Closed stevenAce13 closed 1 year ago

stevenAce13 commented 1 year ago

Thanks for your work and time.

Just would like to have a quick confirmation on three R@k evaluation metrics (Object Class Prediction, Predicate Prediction, and Relationship Prediction) used in your work [1] and 3DSSG [2]. Are they aligned with the popular evaluation metrics used in ImgVRD (such as PredCls, PhrDet, SGCls, SGGen and etc)? Please see my thoughts below and your comments are warmly welcomed!!

More specifically, Given detected objects (which is achieved by class-agnostic instance mask I suppose), we compute: 1) Object Class Prediction R@k: Is that actually the Top-K accuracy (i.e., for example Top-K Accu in Image Classification)? 2) Predicate Prediction R@k: Is this PredCls? Or is this another Top-K Accuracy, by enumerating all possible 8 or 26 predicate_classes between a specific object pair? 3) Relationship Prediction R@k: Is this SGCls? Or is this another Top-K score, by taking both (1) and (2) into consideration via triplet-multiplication?

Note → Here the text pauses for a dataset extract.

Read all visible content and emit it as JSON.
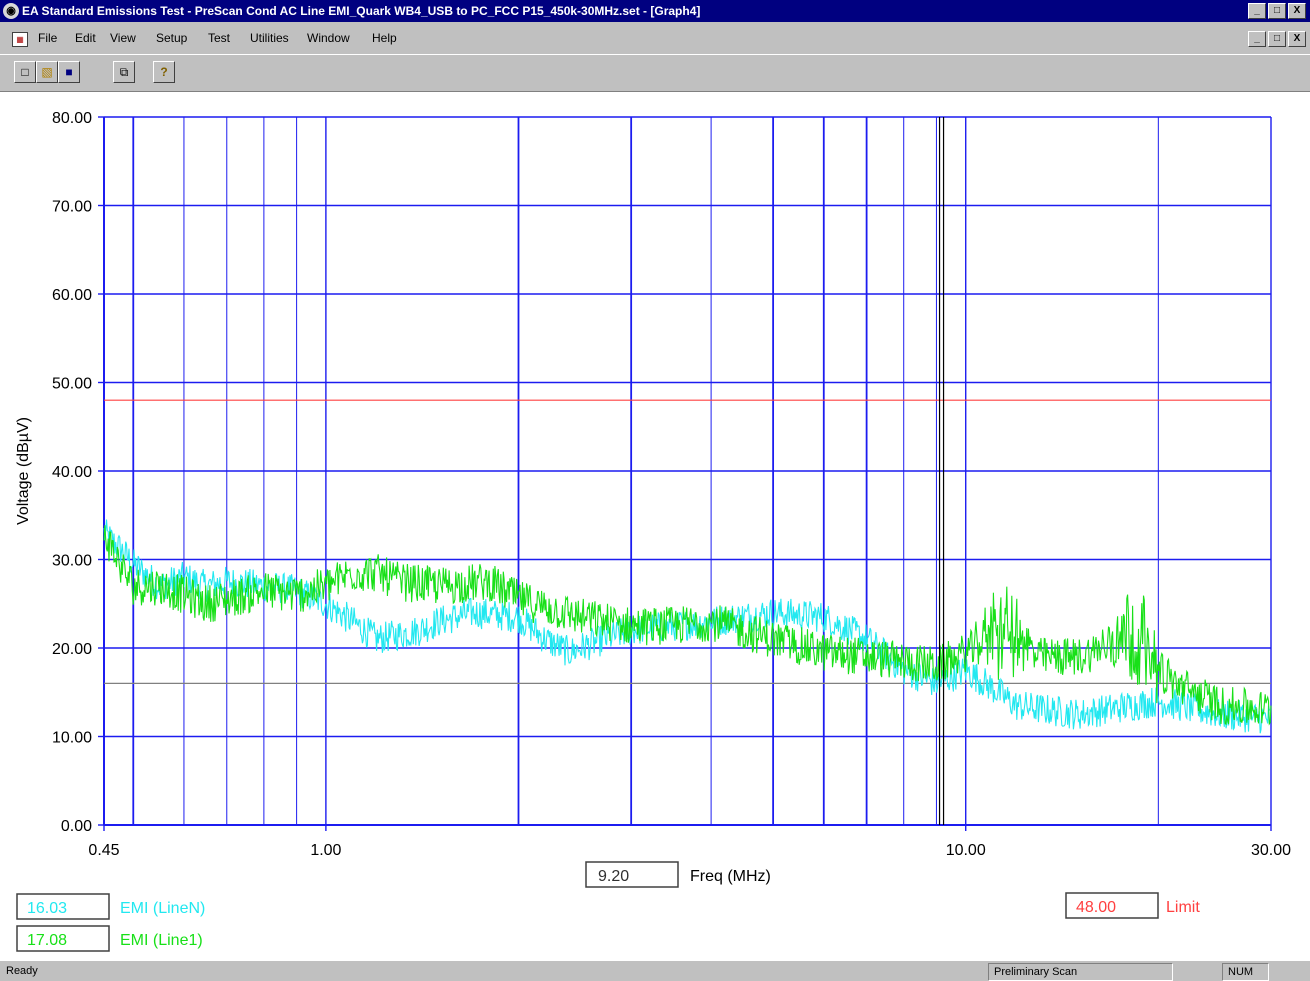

[1] SceneGraphFusion: Incremental 3D Scene Graph Prediction from RGB-D Sequences [2] Learning 3D Semantic Scene Graphs from 3D Indoor Reconstructions

ShunChengWu commented 1 year ago

We followed the evalution method in 3DSSG. The number of top-K prediction over the number of all predictions are calculated. The output value is top-k precision.